How to Joining the Aluminum
1. Pre-solder each part of difficult joins (optional).
Large joins or difficult combinations such as aluminum-steel can benefit greatly from “tinning,” or the application of a small layer of solder to each component part. Follow the instructions below for each piece you plan on joining, then repeat with the pieces clamped together.
Ignore this step if you are using solder to repair a crack or hole in a single object.
2. Clean the aluminum with a stainless-steel brush.
Aluminum forms aluminum oxide rapidly upon contact with air, and this thin layer of oxide cannot be joined. Scrub it off thoroughly with a steel brush, but read the instructions below first. Be prepared to clean, flux, and solder in rapid sequence so the oxide does not get another chance to form.
Old aluminum with heavy oxidization or other surface debris may require sanding or grinding, or wiping with isopropyl alcohol and acetone.
3. Clamp the base metals together.
If you are connecting two pieces rather than repairing a single object, clamp the two pieces together in the position you wish to join them. There should be a slight gap between them for the solder to flow along, but keep this to 1/25″ (1 mm) or less.
If the pieces do not fit together smoothly, you will need to make the joined areas smooth through sanding or bending.
Because the aluminum should be given as little chance to oxidize as possible, you may wish to clamp the pieces together loosely, clean them while they are clamped, then tighten the clamp.
4. Apply the flux.
Immediately after cleaning the metal, apply the flux along the area to be joined using a rod of solder or a small metal tool. This will prevent further oxide from forming and draw the solder along the length of the join.
If soldering wires, dip them in the liquid flux instead.
If your flux came in powder form, refer to the label for mixing instructions.
5. Heat the metal.
Use your torch or soldering iron to heat the metal object adjacent to the join, starting at the lower end of the workpiece. A direct flame on the repair area is likely to overheat the solder and flux. If using a torch, hold the torch tip at least 4 to 6 inches (10.2 to 15.2 cm) away from the parent metal. Move the heat source constantly in small, slow circles to evenly heat the area.

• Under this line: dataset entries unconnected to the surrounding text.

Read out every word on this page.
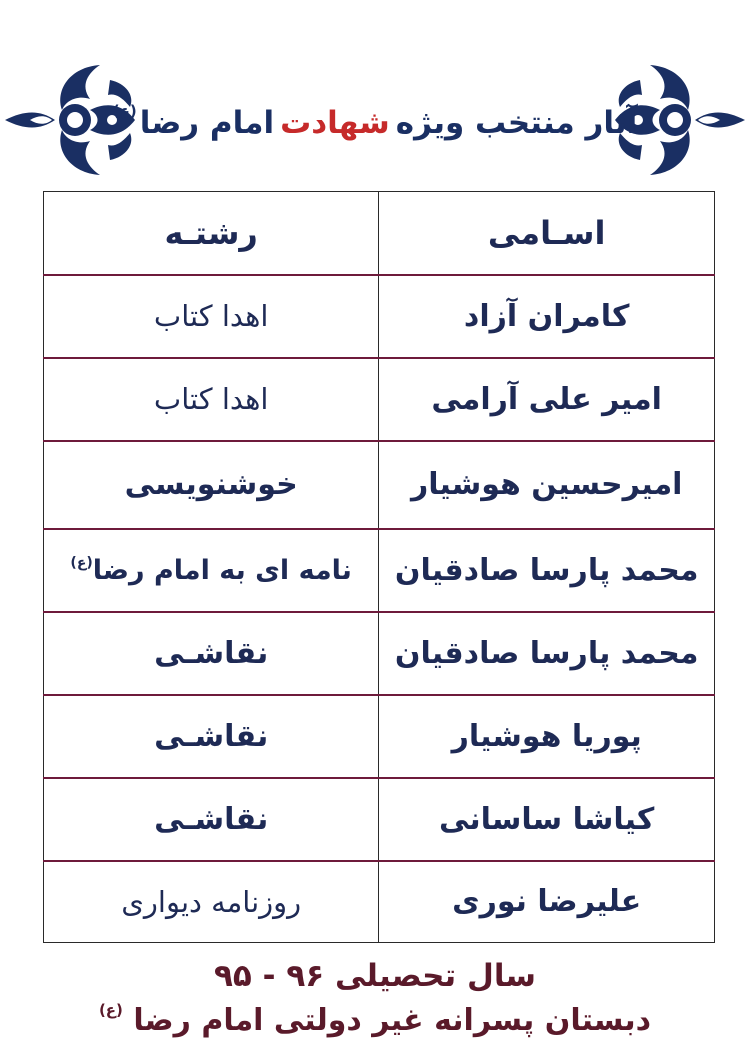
آثار منتخب ویژه
شهادت
امام رضا
$^{(ع)}$
اسـامی	رشتـه
کامران آزاد	اهدا کتاب
امیر علی آرامی	اهدا کتاب
امیرحسین هوشیار	خوشنویسی
محمد پارسا صادقیان	نامه ای به امام رضا$^{(ع)}$
محمد پارسا صادقیان	نقاشـی
پوریا هوشیار	نقاشـی
کیاشا ساسانی	نقاشـی
علیرضا نوری	روزنامه دیواری
سال تحصیلی ۹۶ - ۹۵
دبستان پسرانه غیر دولتی امام رضا $^{(ع)}$
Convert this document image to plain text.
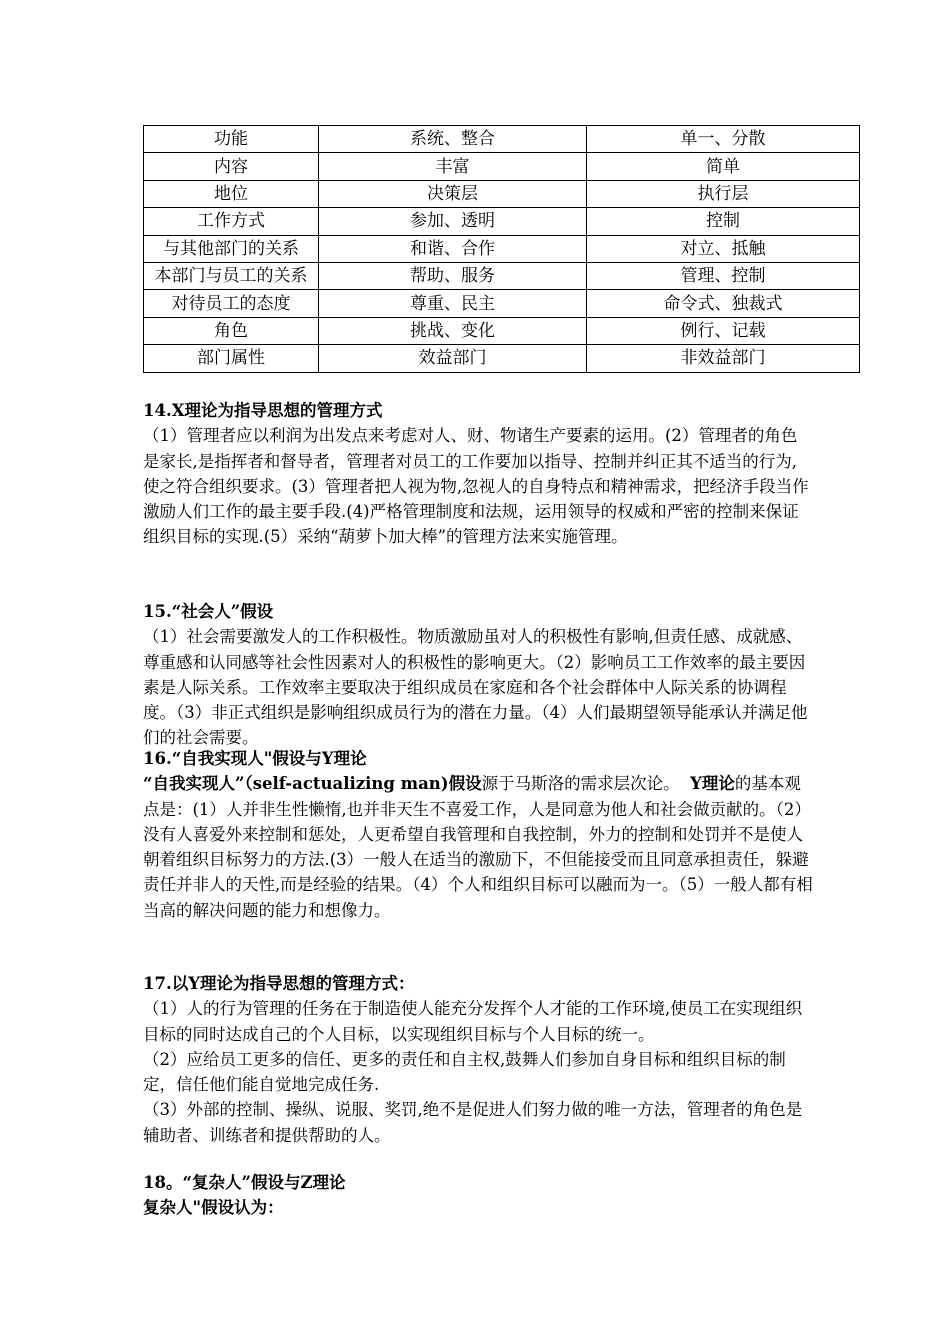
功能	系统、整合	单一、分散
内容	丰富	简单
地位	决策层	执行层
工作方式	参加、透明	控制
与其他部门的关系	和谐、合作	对立、抵触
本部门与员工的关系	帮助、服务	管理、控制
对待员工的态度	尊重、民主	命令式、独裁式
角色	挑战、变化	例行、记载
部门属性	效益部门	非效益部门
14.X理论为指导思想的管理方式
（1）管理者应以利润为出发点来考虑对人、财、物诸生产要素的运用。(2）管理者的角色是家长,是指挥者和督导者，管理者对员工的工作要加以指导、控制并纠正其不适当的行为,使之符合组织要求。(3）管理者把人视为物,忽视人的自身特点和精神需求，把经济手段当作激励人们工作的最主要手段.(4)严格管理制度和法规，运用领导的权威和严密的控制来保证组织目标的实现.(5）采纳“葫萝卜加大棒”的管理方法来实施管理。
15.“社会人”假设
（1）社会需要激发人的工作积极性。物质激励虽对人的积极性有影响,但责任感、成就感、尊重感和认同感等社会性因素对人的积极性的影响更大。（2）影响员工工作效率的最主要因素是人际关系。工作效率主要取决于组织成员在家庭和各个社会群体中人际关系的协调程度。（3）非正式组织是影响组织成员行为的潜在力量。（4）人们最期望领导能承认并满足他们的社会需要。
16.“自我实现人"假设与Y理论
“自我实现人”（self-actualizing man)假设源于马斯洛的需求层次论。 Y理论的基本观点是：(1）人并非生性懒惰,也并非天生不喜爱工作，人是同意为他人和社会做贡献的。（2）没有人喜爱外来控制和惩处，人更希望自我管理和自我控制，外力的控制和处罚并不是使人朝着组织目标努力的方法.(3）一般人在适当的激励下，不但能接受而且同意承担责任，躲避责任并非人的天性,而是经验的结果。（4）个人和组织目标可以融而为一。（5）一般人都有相当高的解决问题的能力和想像力。
17.以Y理论为指导思想的管理方式：
（1）人的行为管理的任务在于制造使人能充分发挥个人才能的工作环境,使员工在实现组织目标的同时达成自己的个人目标，以实现组织目标与个人目标的统一。
（2）应给员工更多的信任、更多的责任和自主权,鼓舞人们参加自身目标和组织目标的制定，信任他们能自觉地完成任务.
（3）外部的控制、操纵、说服、奖罚,绝不是促进人们努力做的唯一方法，管理者的角色是辅助者、训练者和提供帮助的人。
18。“复杂人”假设与Z理论
复杂人"假设认为：
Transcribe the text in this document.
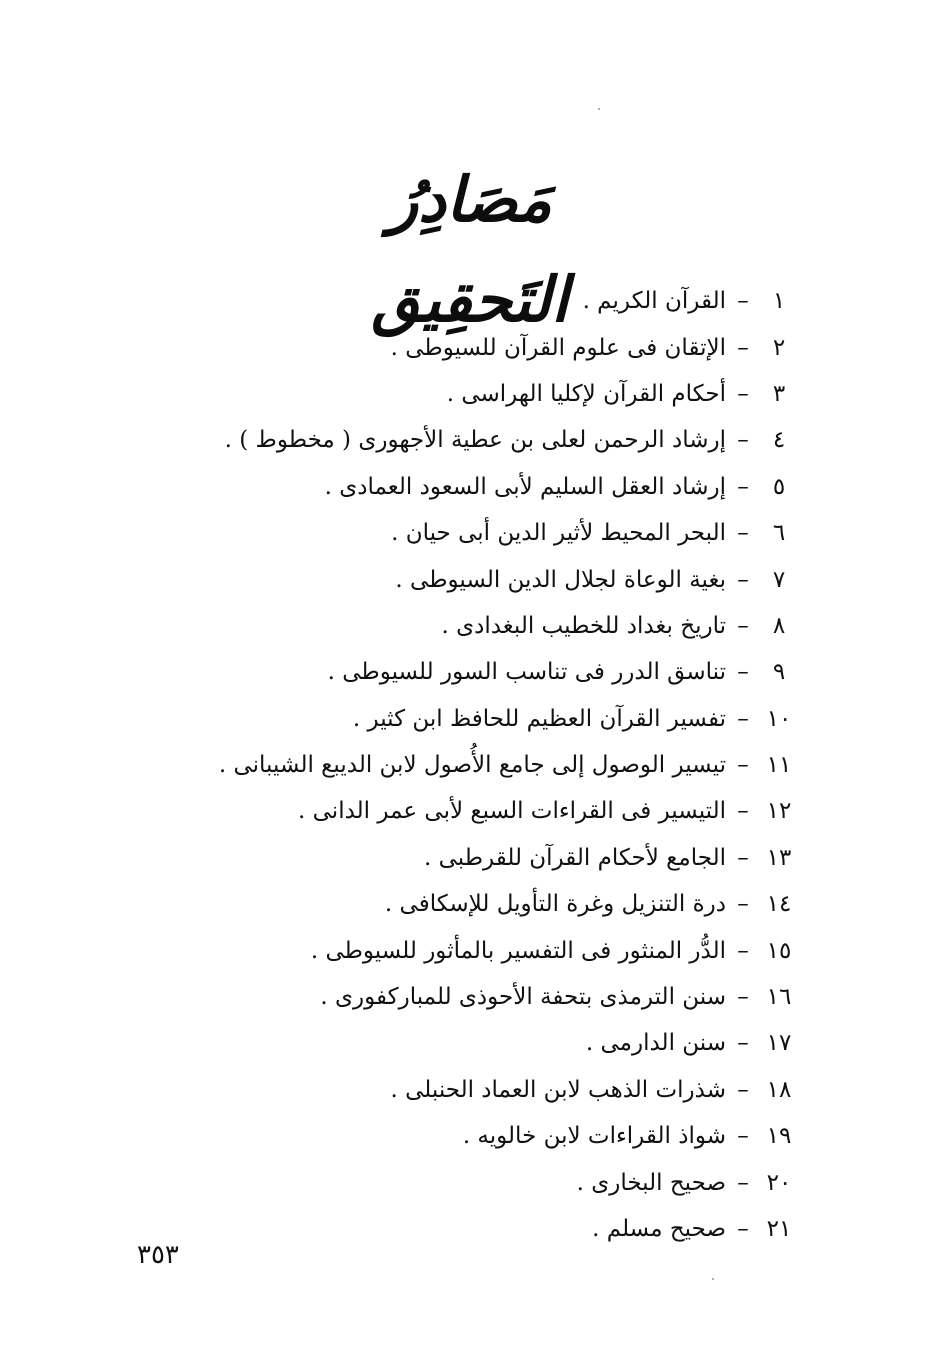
مَصَادِرُ التَحقِيق	١
–
القرآن الكريم .
٢
–
الإتقان فى علوم القرآن للسيوطى .
٣
–
أحكام القرآن لإكليا الهراسى .
٤
–
إرشاد الرحمن لعلى بن عطية الأجهورى ( مخطوط ) .
٥
–
إرشاد العقل السليم لأبى السعود العمادى .
٦
–
البحر المحيط لأثير الدين أبى حيان .
٧
–
بغية الوعاة لجلال الدين السيوطى .
٨
–
تاريخ بغداد للخطيب البغدادى .
٩
–
تناسق الدرر فى تناسب السور للسيوطى .
١٠
–
تفسير القرآن العظيم للحافظ ابن كثير .
١١
–
تيسير الوصول إلى جامع الأُصول لابن الديبع الشيبانى .
١٢
–
التيسير فى القراءات السبع لأبى عمر الدانى .
١٣
–
الجامع لأحكام القرآن للقرطبى .
١٤
–
درة التنزيل وغرة التأويل للإسكافى .
١٥
–
الدُّر المنثور فى التفسير بالمأثور للسيوطى .
١٦
–
سنن الترمذى بتحفة الأحوذى للمباركفورى .
١٧
–
سنن الدارمى .
١٨
–
شذرات الذهب لابن العماد الحنبلى .
١٩
–
شواذ القراءات لابن خالويه .
٢٠
–
صحيح البخارى .
٢١
–
صحيح مسلم .
٣٥٣
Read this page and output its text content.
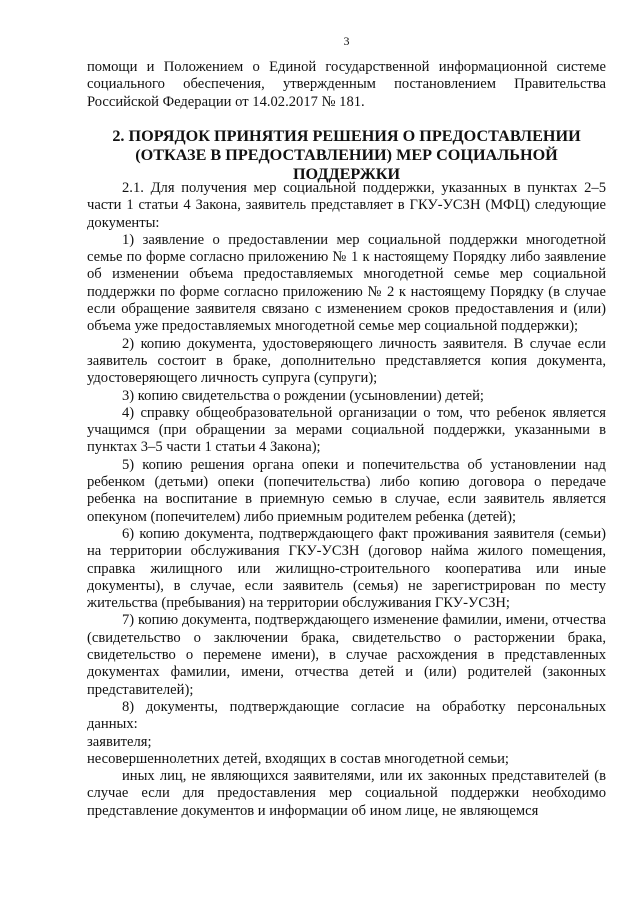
3

помощи и Положением о Единой государственной информационной системе социального обеспечения, утвержденным постановлением Правительства Российской Федерации от 14.02.2017 № 181.

2. ПОРЯДОК ПРИНЯТИЯ РЕШЕНИЯ О ПРЕДОСТАВЛЕНИИ
(ОТКАЗЕ В ПРЕДОСТАВЛЕНИИ) МЕР СОЦИАЛЬНОЙ ПОДДЕРЖКИ

2.1. Для получения мер социальной поддержки, указанных в пунктах 2–5 части 1 статьи 4 Закона, заявитель представляет в ГКУ-УСЗН (МФЦ) следующие документы:

1) заявление о предоставлении мер социальной поддержки многодетной семье по форме согласно приложению № 1 к настоящему Порядку либо заявление об изменении объема предоставляемых многодетной семье мер социальной поддержки по форме согласно приложению № 2 к настоящему Порядку (в случае если обращение заявителя связано с изменением сроков предоставления и (или) объема уже предоставляемых многодетной семье мер социальной поддержки);

2) копию документа, удостоверяющего личность заявителя. В случае если заявитель состоит в браке, дополнительно представляется копия документа, удостоверяющего личность супруга (супруги);

3) копию свидетельства о рождении (усыновлении) детей;

4) справку общеобразовательной организации о том, что ребенок является учащимся (при обращении за мерами социальной поддержки, указанными в пунктах 3–5 части 1 статьи 4 Закона);

5) копию решения органа опеки и попечительства об установлении над ребенком (детьми) опеки (попечительства) либо копию договора о передаче ребенка на воспитание в приемную семью в случае, если заявитель является опекуном (попечителем) либо приемным родителем ребенка (детей);

6) копию документа, подтверждающего факт проживания заявителя (семьи) на территории обслуживания ГКУ-УСЗН (договор найма жилого помещения, справка жилищного или жилищно-строительного кооператива или иные документы), в случае, если заявитель (семья) не зарегистрирован по месту жительства (пребывания) на территории обслуживания ГКУ-УСЗН;

7) копию документа, подтверждающего изменение фамилии, имени, отчества (свидетельство о заключении брака, свидетельство о расторжении брака, свидетельство о перемене имени), в случае расхождения в представленных документах фамилии, имени, отчества детей и (или) родителей (законных представителей);

8) документы, подтверждающие согласие на обработку персональных данных:

заявителя;

несовершеннолетних детей, входящих в состав многодетной семьи;

иных лиц, не являющихся заявителями, или их законных представителей (в случае если для предоставления мер социальной поддержки необходимо представление документов и информации об ином лице, не являющемся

Soldering irons may take up to ten minutes to heat up before they can be used.
If the flux turns black, let the area cool, clean it & start over.
6. Apply solder
Most fluxes will bubble and turn light brown when they have reached the correct temperature. Drag the rod or wire of solder material over the join, continuing to heat the area indirectly from the opposite side of the metal, or a nearby surface.
It should be drawn along the gap already, but constant, slow movement on your part is necessary to create an even bead. Making an attractive and strong even join can take practice if you haven’t done much soldering before.
If the solder will not bond to the aluminum, it could be that more aluminum oxide formed on the surface, in which case it needs to be cleaned and immediately soldered again. It could also be that you have the wrong type of solder, or your aluminum is actually a difficult-to-join alloy.
7. Remove the excess flux and oxide.
If you are using a water-based flux, the flux can be rinsed off with water once the finished piece has cooled. If you are using a resin-based flux, use acetone instead. After the flux is removed, you may wish to put the finished piece in a “pickling solution” to remove any oxides that may have been created under the high heat.